The patient was subsequently given conformal radiotherapy delivered at a dose of 60 Gy in 30 fractions over 6 weeks. At present, our patient has completed 9 months of follow-up. He is asymptomatic with normal neurological examination at each follow-up. However, as disease recurrence and distant metastases can take years to develop, we need a prolonged patient follow-up to observe long-term outcome of HPC in young patients.

Discussion

HPCs have received prominence in the last two decades. They had initially been included in a specific group of CNS tumors (WHO classification 1993) and subsequently as a group by itself (WHO classification 1997 and 2000). HPC closely mimics meningiomas in clinical and radiological features; thus, the detailed histopathological review is the only means of its accurate diagnosis. The usual presentation of intracranial hemangiopericytoma is in the fourth to fifth decades of life.²

Adequate surgical resection, when feasible, is the first choice of treatment in all the cases of HPC. In case of benign HPC, complete surgical resection is sufficient. On the other hand, in case of malignant HPC, postoperative radiotherapy is strongly recommended even after an apparently complete tumor resection and must be given after subtotal tumor resections. However, the role of adjuvant chemotherapy is less clear.

A recent review identified 523 patients of intracranial HPCs, with a mean age of 44 years. The age of presentation of adult intracranial HPC has been variously reported from 34 to 44 years.³

Our report shows that malignant HPC can also be seen in a young adult in this site, and in such a case, diligent surgery followed by radiosurgical approach may prove fruitful. The role of chemotherapy in this setting is still unclear. Moreover, a lifelong vigilant clinical and radiological follow-up is mandatory due to very high malignant and metastatic potential of this tumor, years after the initial diagnosis.
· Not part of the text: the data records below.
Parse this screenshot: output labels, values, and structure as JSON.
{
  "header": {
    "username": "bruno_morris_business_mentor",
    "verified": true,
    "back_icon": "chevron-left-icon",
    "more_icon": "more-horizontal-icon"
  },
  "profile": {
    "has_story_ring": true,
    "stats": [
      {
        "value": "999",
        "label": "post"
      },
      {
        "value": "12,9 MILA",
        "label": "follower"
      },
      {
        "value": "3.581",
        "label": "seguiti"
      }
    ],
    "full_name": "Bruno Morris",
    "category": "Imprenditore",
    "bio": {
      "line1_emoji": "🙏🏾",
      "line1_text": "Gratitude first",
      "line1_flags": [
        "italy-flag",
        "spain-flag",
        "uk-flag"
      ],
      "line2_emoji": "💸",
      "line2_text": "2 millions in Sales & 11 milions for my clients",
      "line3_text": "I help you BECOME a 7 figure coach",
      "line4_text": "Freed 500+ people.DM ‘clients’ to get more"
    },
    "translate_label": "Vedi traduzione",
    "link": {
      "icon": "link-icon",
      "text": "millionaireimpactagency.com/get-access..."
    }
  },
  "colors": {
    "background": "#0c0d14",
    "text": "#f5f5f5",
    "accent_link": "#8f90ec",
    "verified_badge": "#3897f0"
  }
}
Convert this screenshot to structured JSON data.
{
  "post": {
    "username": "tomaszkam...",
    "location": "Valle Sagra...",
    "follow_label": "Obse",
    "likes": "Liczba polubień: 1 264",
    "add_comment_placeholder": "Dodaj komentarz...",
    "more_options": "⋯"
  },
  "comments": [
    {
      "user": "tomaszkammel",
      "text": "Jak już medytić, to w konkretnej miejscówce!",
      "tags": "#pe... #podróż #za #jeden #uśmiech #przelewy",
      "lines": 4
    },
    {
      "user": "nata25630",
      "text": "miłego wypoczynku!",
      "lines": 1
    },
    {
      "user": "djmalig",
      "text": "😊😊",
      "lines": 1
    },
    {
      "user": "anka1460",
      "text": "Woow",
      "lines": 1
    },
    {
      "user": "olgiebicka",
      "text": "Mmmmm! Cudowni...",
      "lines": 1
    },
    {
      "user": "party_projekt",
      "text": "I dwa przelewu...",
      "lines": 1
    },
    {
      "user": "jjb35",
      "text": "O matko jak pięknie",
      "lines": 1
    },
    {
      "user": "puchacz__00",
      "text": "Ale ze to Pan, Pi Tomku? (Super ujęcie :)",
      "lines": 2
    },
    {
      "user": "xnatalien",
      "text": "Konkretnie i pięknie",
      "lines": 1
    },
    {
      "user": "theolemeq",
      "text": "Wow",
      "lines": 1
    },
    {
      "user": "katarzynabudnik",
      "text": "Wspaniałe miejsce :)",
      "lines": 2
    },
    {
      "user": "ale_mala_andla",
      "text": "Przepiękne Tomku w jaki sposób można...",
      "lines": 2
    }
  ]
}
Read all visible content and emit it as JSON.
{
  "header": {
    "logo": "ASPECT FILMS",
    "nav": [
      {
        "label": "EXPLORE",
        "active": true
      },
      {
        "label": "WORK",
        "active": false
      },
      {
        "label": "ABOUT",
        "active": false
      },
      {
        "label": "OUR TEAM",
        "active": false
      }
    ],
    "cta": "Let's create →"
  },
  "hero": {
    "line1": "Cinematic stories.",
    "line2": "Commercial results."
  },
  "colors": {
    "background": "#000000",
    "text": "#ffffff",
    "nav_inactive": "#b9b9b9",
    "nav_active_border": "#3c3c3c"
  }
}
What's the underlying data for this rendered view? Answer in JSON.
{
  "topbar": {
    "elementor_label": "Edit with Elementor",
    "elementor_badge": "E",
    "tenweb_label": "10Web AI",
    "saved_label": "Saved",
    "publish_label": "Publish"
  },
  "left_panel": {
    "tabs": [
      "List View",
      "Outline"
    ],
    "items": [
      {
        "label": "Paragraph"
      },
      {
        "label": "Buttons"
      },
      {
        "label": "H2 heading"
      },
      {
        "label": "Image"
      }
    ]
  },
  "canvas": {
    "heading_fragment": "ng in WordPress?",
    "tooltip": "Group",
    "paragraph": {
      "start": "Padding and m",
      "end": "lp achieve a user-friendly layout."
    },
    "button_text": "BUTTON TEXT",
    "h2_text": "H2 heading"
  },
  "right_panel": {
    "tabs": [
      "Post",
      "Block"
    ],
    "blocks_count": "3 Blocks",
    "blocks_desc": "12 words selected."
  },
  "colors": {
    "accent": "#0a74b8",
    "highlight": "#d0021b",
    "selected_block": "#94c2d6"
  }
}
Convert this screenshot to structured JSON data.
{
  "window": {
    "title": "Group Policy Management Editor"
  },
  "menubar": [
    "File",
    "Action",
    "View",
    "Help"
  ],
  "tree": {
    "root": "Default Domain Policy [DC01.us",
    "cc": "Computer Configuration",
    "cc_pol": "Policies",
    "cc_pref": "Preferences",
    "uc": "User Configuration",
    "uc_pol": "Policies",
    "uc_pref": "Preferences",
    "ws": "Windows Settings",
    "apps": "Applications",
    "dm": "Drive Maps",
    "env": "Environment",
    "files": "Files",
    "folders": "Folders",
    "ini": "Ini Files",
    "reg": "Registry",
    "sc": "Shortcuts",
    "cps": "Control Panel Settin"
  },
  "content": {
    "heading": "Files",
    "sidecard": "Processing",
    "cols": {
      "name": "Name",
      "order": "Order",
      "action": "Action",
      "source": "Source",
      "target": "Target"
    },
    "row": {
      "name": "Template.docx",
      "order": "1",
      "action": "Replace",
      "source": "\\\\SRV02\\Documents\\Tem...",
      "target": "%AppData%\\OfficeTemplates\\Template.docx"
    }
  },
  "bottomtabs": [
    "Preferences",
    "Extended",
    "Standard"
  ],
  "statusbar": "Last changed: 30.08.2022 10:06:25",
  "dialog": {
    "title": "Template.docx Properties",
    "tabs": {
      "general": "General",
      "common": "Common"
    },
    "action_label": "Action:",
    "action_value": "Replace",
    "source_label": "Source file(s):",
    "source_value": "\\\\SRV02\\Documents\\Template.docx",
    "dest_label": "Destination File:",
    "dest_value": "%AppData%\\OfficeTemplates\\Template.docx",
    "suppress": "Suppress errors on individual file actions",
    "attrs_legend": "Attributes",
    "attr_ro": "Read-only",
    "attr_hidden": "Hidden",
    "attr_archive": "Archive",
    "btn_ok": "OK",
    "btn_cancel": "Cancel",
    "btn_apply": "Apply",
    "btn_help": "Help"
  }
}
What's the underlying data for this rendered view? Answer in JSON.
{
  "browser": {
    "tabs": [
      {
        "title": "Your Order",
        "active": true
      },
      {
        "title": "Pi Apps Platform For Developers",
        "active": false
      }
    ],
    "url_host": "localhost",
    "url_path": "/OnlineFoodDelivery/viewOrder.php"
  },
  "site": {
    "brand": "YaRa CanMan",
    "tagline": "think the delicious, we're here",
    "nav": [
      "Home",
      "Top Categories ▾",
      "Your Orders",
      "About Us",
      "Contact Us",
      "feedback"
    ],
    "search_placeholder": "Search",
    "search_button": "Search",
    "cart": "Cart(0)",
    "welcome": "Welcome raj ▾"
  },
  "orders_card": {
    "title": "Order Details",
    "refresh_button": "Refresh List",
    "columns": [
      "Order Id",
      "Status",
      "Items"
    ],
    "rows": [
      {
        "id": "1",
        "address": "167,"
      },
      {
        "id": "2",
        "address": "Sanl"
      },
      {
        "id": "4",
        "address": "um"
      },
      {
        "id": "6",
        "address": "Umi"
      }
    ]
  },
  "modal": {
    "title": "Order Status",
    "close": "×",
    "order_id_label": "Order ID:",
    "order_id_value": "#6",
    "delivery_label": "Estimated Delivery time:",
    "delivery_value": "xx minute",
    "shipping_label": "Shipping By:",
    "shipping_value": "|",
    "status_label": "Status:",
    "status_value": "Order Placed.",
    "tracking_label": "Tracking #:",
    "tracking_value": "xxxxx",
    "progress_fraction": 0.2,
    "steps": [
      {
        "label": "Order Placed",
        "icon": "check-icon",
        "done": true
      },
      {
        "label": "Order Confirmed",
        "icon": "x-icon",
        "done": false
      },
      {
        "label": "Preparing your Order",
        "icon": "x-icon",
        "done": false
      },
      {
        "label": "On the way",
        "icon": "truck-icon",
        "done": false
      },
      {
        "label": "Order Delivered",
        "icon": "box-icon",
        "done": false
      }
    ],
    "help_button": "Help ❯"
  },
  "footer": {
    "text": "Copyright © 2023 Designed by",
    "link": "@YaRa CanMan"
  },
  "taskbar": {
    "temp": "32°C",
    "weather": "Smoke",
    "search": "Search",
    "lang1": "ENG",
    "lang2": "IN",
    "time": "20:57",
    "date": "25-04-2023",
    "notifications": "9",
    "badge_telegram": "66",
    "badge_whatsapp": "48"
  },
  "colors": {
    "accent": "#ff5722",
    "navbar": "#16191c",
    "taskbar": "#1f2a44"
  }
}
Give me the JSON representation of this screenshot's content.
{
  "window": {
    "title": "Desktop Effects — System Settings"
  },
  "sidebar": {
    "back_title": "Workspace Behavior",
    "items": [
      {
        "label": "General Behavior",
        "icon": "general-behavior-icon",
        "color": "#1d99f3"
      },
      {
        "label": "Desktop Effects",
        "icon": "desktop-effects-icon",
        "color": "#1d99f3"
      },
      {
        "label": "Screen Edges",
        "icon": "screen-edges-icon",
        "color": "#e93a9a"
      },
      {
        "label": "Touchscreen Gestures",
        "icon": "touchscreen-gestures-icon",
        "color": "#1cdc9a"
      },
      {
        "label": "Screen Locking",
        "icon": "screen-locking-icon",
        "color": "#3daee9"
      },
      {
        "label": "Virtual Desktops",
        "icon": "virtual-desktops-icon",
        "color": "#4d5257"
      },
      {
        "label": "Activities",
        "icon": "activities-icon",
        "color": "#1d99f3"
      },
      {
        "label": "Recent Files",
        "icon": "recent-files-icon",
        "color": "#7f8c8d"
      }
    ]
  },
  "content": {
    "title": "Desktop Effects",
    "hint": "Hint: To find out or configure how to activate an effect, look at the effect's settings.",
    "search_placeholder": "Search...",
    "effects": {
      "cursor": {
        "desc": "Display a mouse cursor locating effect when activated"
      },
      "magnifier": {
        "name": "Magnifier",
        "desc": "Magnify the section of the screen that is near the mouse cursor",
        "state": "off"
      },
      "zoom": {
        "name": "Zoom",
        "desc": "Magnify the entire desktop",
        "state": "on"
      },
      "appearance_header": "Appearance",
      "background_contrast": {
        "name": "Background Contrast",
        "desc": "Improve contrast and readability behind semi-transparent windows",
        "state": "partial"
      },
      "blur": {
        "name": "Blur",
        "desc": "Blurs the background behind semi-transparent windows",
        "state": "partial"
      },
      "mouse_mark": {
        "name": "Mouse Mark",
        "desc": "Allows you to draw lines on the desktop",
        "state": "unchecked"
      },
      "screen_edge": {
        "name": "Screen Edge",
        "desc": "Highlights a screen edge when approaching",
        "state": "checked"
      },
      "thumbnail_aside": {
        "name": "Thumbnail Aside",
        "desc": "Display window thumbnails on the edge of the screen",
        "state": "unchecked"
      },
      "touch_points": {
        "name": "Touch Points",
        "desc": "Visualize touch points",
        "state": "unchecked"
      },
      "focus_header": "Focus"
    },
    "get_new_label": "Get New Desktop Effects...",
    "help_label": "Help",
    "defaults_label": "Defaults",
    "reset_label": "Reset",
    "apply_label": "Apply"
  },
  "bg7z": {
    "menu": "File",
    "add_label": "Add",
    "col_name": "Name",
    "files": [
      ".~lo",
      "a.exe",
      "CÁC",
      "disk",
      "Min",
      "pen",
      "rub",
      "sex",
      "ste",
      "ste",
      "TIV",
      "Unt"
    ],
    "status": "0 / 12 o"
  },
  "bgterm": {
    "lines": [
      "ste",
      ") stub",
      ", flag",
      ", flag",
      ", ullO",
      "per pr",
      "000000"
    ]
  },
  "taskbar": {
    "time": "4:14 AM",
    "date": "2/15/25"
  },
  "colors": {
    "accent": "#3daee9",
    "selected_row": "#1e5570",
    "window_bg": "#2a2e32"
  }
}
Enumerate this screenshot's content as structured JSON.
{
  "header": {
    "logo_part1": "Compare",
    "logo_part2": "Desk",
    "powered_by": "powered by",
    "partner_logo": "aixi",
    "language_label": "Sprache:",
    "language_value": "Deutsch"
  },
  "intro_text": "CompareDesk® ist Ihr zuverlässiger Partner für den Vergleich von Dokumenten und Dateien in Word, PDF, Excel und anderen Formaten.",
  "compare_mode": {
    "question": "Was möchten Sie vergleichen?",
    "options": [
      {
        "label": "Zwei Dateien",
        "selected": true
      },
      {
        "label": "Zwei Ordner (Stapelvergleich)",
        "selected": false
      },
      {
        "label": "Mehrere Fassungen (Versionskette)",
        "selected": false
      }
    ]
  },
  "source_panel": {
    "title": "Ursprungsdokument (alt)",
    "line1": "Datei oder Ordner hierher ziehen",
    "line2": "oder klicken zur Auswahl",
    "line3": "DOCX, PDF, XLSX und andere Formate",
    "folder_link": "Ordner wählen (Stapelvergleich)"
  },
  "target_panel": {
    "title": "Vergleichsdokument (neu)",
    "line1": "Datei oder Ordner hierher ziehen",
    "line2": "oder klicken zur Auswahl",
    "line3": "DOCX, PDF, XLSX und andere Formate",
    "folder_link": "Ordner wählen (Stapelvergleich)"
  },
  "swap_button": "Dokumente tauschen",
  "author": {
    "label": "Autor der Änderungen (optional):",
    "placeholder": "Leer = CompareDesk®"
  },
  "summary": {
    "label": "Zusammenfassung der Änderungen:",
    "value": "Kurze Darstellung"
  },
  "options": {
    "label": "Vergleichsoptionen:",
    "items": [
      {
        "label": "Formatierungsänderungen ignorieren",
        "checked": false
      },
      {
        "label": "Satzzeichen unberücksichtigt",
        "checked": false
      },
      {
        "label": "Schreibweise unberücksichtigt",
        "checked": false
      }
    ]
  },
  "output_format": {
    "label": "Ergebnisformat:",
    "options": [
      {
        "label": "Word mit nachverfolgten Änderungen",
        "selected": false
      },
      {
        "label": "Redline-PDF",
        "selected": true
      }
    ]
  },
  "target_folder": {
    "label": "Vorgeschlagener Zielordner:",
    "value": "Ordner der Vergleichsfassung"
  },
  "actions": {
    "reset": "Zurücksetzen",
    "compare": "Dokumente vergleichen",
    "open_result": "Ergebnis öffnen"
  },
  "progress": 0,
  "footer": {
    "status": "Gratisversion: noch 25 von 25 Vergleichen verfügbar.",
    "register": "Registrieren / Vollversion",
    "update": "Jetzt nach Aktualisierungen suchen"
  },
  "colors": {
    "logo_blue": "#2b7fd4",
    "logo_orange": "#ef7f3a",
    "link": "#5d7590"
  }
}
Another point of concern is the associated history of trauma. The past inflammatory responses due to injury have been a cause of concern in many neoplasms. Although trauma has been implicated in brain tumors, especially meningioma,⁴ it has not been associated with HPC. A case series of two cases of HPC after a prior history of head trauma has been reported earlier.⁵ It needs to be emphasized that such a history is also important in patients suffering from this rare malignancy whenever such cases are reported.

Conclusion

Intracranial HPCs are rare neoplasms. Although the age of onset is generally fourth to fifth decades of life, they may even arise in young adults. A history of traumatic brain injury has been infrequently reported in intracranial HPCs.